- Born: October 11, 1907 Kansas City, Missouri, U.S.
- Died: November 22, 2010 (aged 103) Cambridge, Massachusetts, U.S.
- Known for: Metalwork, jewelcrafting
- Movement: Studio Jewelry Movement
- Spouse(s): Charles C. Withers (married 1950; died 1985)

= Margret Craver =

American metal artist, educator (1907–2010)

Margret Craver (October 11, 1907 – November 22, 2010) was an American artist and arts educator. She was noted for her jewelry and holloware as well as her educational and technical manuals on metalwork.

==Early life and career==
Craver was born in Kansas City, Missouri on October 11, 1907.

She became interested in metalwork while studying at the University of Kansas, and after graduation traveled to Europe for study, as training in metalworking techniques was not available in the United States at the time. There she studied under Baron Erik Fleming, at the time the court silversmith to the King of Sweden. Craver established the department of jewelry and metalsmithing at the Wichita Arts Association in 1935, and throughout the 1930s she continued to travel the US and abroad for further training in the craft of metalwork.

She was introduced to Charles Withers, president of Massachusetts-based Towle Silversmiths, in 1949, and the two were married the next year. She continued to be known professionally under her maiden name.

==Influence on US metalwork==
While working in a military hospital during World War II, Craver became interested in the teaching of metalworking as occupational therapy for wounded veterans, finding that the repetitive movements were useful in rehabilitation. She left Wichita to organize metalworking workshops in veteran's hospitals in New York.

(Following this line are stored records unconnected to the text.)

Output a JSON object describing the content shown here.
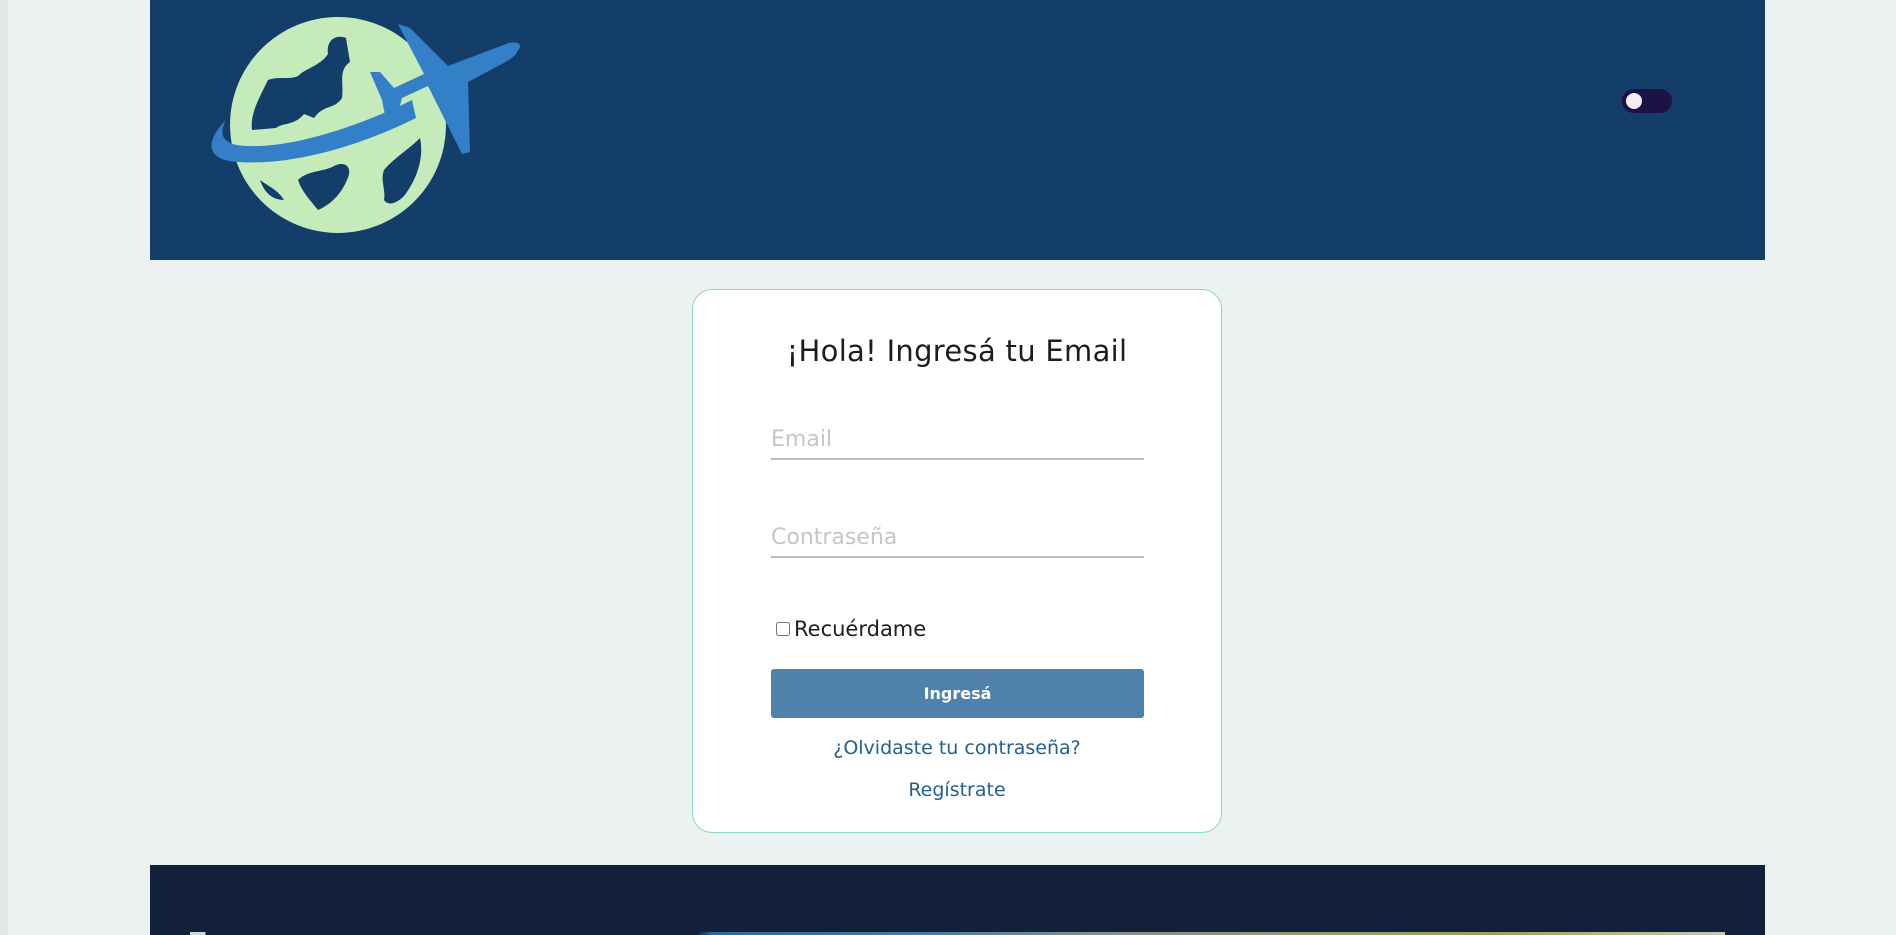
{
  "header": {
    "logo_icon": "globe-airplane-icon",
    "theme_toggle_icon": "dark-mode-toggle",
    "colors": {
      "background": "#133e6a",
      "globe": "#c5ebbb",
      "plane": "#3380c9"
    }
  },
  "login": {
    "title": "¡Hola! Ingresá tu Email",
    "email_placeholder": "Email",
    "email_value": "",
    "password_placeholder": "Contraseña",
    "password_value": "",
    "remember_label": "Recuérdame",
    "remember_checked": false,
    "submit_label": "Ingresá",
    "forgot_label": "¿Olvidaste tu contraseña?",
    "register_label": "Regístrate",
    "colors": {
      "button": "#4f81ab",
      "link": "#215f94",
      "card_border": "#8fd4c4"
    }
  },
  "footer": {
    "colors": {
      "background": "#132039"
    }
  }
}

In the late 1940s and early 1950s, Craver developed a series of summer workshops, modeled on similar programs in England, to allow teachers of metalwork to develop advanced skills. She also created a number of films and manuals on metalworking techniques for use by instructors. Because of her efforts, Craver has been credited as instrumental in the revitalization of the craft of silversmithing in the United States.

==En résille==
In 1953, Craver first encountered the disused enameling technique en résille, in which enamel-coated metal foil is embedded in glass. Craver revived the technique, researching it over the course of about thirteen years to reproduce and perfect it. Because the technique was not being practiced, and there were no instructional texts in existence, the work was slow, and Craver had to design her own tools. On the technique, Craver said, "it took forever, because this was such an ancient technique and no one knew a darn thing about it. I just had to start out and do it myself."